In contrast to mTORopathies, if mTOR hypoactivation is a key mechanism of lissencephaly associated with multiple genetic insults, the link must be more circuitous. Exactly how PIDD1 would act to reduce mTOR signaling is not clear, though mTOR regulation by growth hormones, metabolic factors and extensive crosstalk with other cell signaling pathways could create abundant opportunities for a connection. Alternatively, mTOR downregulation in PIDD1-mutant organoids could be a secondary effect. If mTOR pathway activation is high in oRG cells, for example, a reduction in their number (by any mechanism) would presumably produce a net reduction in mTOR signaling. Rescue experiments with the mTOR agonist favor a causal role, but more data is needed to demonstrate mTOR downregulation in human lissencephaly samples and to confirm agonist efficacy in animal models, a necessary step to extend results beyond the organoid system. While agonist treatment of organoids was able to normalize production of specific cortical cell types, studies in animal models will be needed to establish whether these neurons integrate and function correctly. The safety of mTOR agonists also needs to be validated in vivo, particularly given that increasing mTOR signaling, as exemplified by mTORopathies, has its own negative effects.

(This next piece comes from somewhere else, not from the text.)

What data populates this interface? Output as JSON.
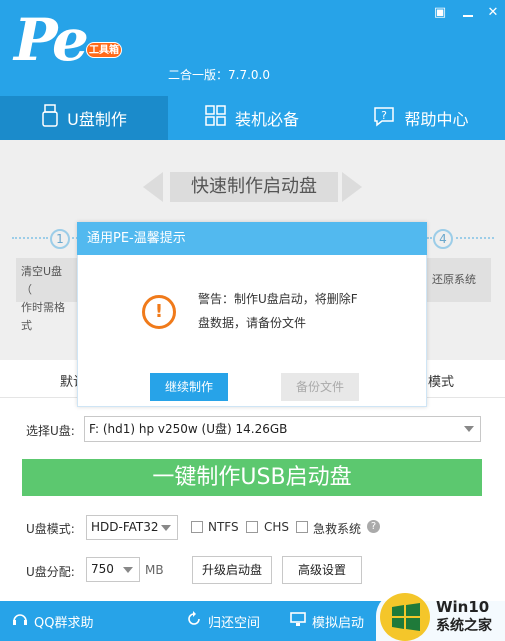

These findings raise the broader question of whether mTOR hypoactivation might be a common mediator in lissencephaly. Mechanisms of lissencephaly are heterogeneous, and include environmental factors (eg, maternal infection) and mutations in several other genes (eg, LIS1, ARX, DCX, RELN, and others). ⁷ Like PIDD1, exactly how other lissencephaly-causing genes might interact with the mTOR signaling cascade is uncertain. Given that blocking mTOR signaling produces early lethality in mouse models,^8,9 it seems more likely that these lissencephaly mutations may modulate (rather than block) mTOR function as a common disease mechanism. Additional studies in patient tissues and animal models involving other lissencephaly genes are needed to establish whether mTOR hypoactivation is a common feature of the condition or is limited to a subset of mutations.

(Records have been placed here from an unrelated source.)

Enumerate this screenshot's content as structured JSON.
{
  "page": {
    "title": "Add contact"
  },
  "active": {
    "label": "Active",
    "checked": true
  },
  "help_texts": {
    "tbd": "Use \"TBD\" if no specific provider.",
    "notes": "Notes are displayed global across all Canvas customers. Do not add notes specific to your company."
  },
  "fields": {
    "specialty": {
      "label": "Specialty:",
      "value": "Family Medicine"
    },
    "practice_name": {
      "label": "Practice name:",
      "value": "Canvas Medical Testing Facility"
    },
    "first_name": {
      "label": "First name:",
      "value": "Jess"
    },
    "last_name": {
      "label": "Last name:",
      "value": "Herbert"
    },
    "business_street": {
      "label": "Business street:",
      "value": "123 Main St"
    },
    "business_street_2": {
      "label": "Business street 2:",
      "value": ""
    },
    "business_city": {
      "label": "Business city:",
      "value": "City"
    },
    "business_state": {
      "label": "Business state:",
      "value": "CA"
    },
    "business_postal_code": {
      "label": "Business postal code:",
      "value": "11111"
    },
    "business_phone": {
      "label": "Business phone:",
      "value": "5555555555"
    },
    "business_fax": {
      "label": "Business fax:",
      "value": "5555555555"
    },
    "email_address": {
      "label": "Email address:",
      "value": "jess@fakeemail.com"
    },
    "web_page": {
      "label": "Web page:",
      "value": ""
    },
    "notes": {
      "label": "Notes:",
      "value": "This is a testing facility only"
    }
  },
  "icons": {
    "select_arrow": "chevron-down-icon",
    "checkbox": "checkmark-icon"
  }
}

Another area that may be worth exploring is whether, like mTORopathies, somatic mutations leading to mTOR hypoactivation could contribute to lissencephaly or related neurological diseases. Akin to the use of conditional knockouts to overcome embryonic lethality from loss of critical genes, somatic mutations restrict mutation-carrying cells to specific cell lineages, mitigating pathologies that would be lethal as germline mutations. A consequence of a somatic mechanism, however, is that the number, tissue distribution and cellular identity of mutation-carrying cells can vary dramatically among patients, depending on the development timing and potency of the affected progenitor cell. As mutations are mosaic, identifying causal mutations is particularly challenging, requiring deep-sequencing of samples from the lesion itself (eg, brain), as has been necessary to identify mTORopathies. ¹⁰ Nonetheless, this work has been incredibly instructive and raises the question as to whether somatic mTOR hypoactivating mutations contribute to lissencephaly and might also account for some subset of currently unsolved malformations. Taken together, the present work by Zhang et al implicating mTOR dysregulation in lissencephaly provides new, proof-of-principle evidence for a novel mechanism of cortical malformation, suggesting that mTORopathies may constitute a disease class in which deviation from the golden mean in either direction produces cortical malformations.